The genitourinary system develops from the intermediate plate mesoderm. The kidneys develop from the metanephros which appears in the 5th week of embryonic life. Renal agenesis refers to a congenital absence of one or both kidneys (10). Renal agenesis results from the embryologicalnon development of the metanephros with complete absence of a kidney (10). Renal agenesis occurs usually occurs at (6-7th) weeks in early gestation with unknown etiology (11). Unilateral renal agenesis is non fatal and common compared to fatal bilateral renal agenesis (12). Renal agenesis can be associated with a number of chromosomal abnormalities including trisomy 13, trisomy 18, trisomy 21, and VACTERL association (12). Occasionally patients with unilateral renal agenesis, develop secondary hypertension (14). Sonography can easily detect renal agenesis with empty renal fossa. CT and MRI imaging are helpful to differentiate ectopic or atrophic renal disease from agenesis.

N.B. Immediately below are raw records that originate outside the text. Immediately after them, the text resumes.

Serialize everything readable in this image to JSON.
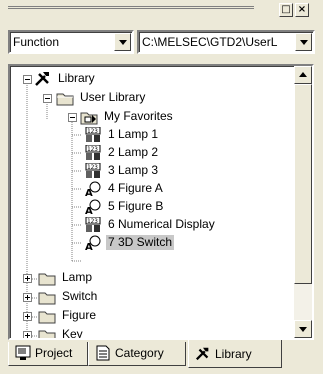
{
  "toolbar": {
    "dock_label": "□",
    "close_label": "×",
    "category_select": "Function",
    "path_select": "C:\\MELSEC\\GTD2\\UserL"
  },
  "tree": {
    "root": "Library",
    "user_library": "User Library",
    "favorites": "My Favorites",
    "items": [
      {
        "label": "1 Lamp 1",
        "icon": "lamp-part-icon"
      },
      {
        "label": "2 Lamp 2",
        "icon": "lamp-part-icon"
      },
      {
        "label": "3 Lamp 3",
        "icon": "lamp-part-icon"
      },
      {
        "label": "4 Figure A",
        "icon": "figure-part-icon"
      },
      {
        "label": "5 Figure B",
        "icon": "figure-part-icon"
      },
      {
        "label": "6 Numerical Display",
        "icon": "numeric-part-icon"
      },
      {
        "label": "7 3D Switch",
        "icon": "figure-part-icon",
        "selected": true
      }
    ],
    "folders": [
      "Lamp",
      "Switch",
      "Figure",
      "Key"
    ]
  },
  "tabs": [
    {
      "label": "Project",
      "icon": "project-icon"
    },
    {
      "label": "Category",
      "icon": "category-icon"
    },
    {
      "label": "Library",
      "icon": "library-tools-icon",
      "active": true
    }
  ]
}
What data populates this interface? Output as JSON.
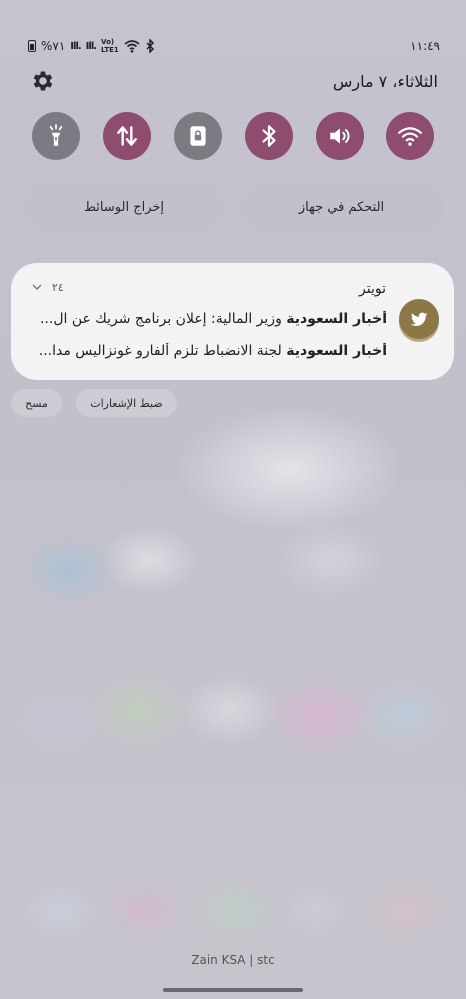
{
  "status_bar": {
    "time": "١١:٤٩",
    "battery": "%٧١",
    "signal_1": "Ill.",
    "signal_2": "Ill.",
    "volte_1": "Vo)",
    "volte_2": "LTE1"
  },
  "header": {
    "date": "الثلاثاء، ٧ مارس"
  },
  "quick_tiles": [
    {
      "name": "flashlight",
      "active": false
    },
    {
      "name": "mobile-data",
      "active": true
    },
    {
      "name": "rotation-lock",
      "active": false
    },
    {
      "name": "bluetooth",
      "active": true
    },
    {
      "name": "sound",
      "active": true
    },
    {
      "name": "wifi",
      "active": true
    }
  ],
  "colors": {
    "tile_active": "#8e4c6f",
    "tile_inactive": "#7c7a82",
    "avatar": "#8b7846"
  },
  "panel_buttons": {
    "device_control": "التحكم في جهاز",
    "media_output": "إخراج الوسائط"
  },
  "notification": {
    "app": "تويتر",
    "time": "٢٤",
    "line1_source": "أخبار السعودية",
    "line1_text": "وزير المالية:  إعلان برنامج شريك عن ال...",
    "line2_source": "أخبار السعودية",
    "line2_text": "لجنة الانضباط تلزم ألفارو غونزاليس مدا..."
  },
  "actions": {
    "notification_settings": "ضبط الإشعارات",
    "clear": "مسح"
  },
  "carrier": "Zain KSA | stc"
}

The embryological development of the pancreas and kidney appears completely different with the pancreas being endodermal origin and the genitourinary system mesodermal in origin. Anupam Lal et al., (14) reported the case of dorsal pancreatic agenesis with associated pancake kidney and bicornuate uterus. Our case is unique because complete dorsal pancreatic agenesis with associated unilateral renal agenesis is not previously described in the literature to the best of our knowledge.
Dorsal pancreatic agenesis is very rare condition and association of unilateral renal agenesis is not reported previously in the literature. In our case dorsal pancreatic agenesis was the incidental imaging finding. Our case is unique not only because of its rarity but also because of its clinical implication for proper patient management.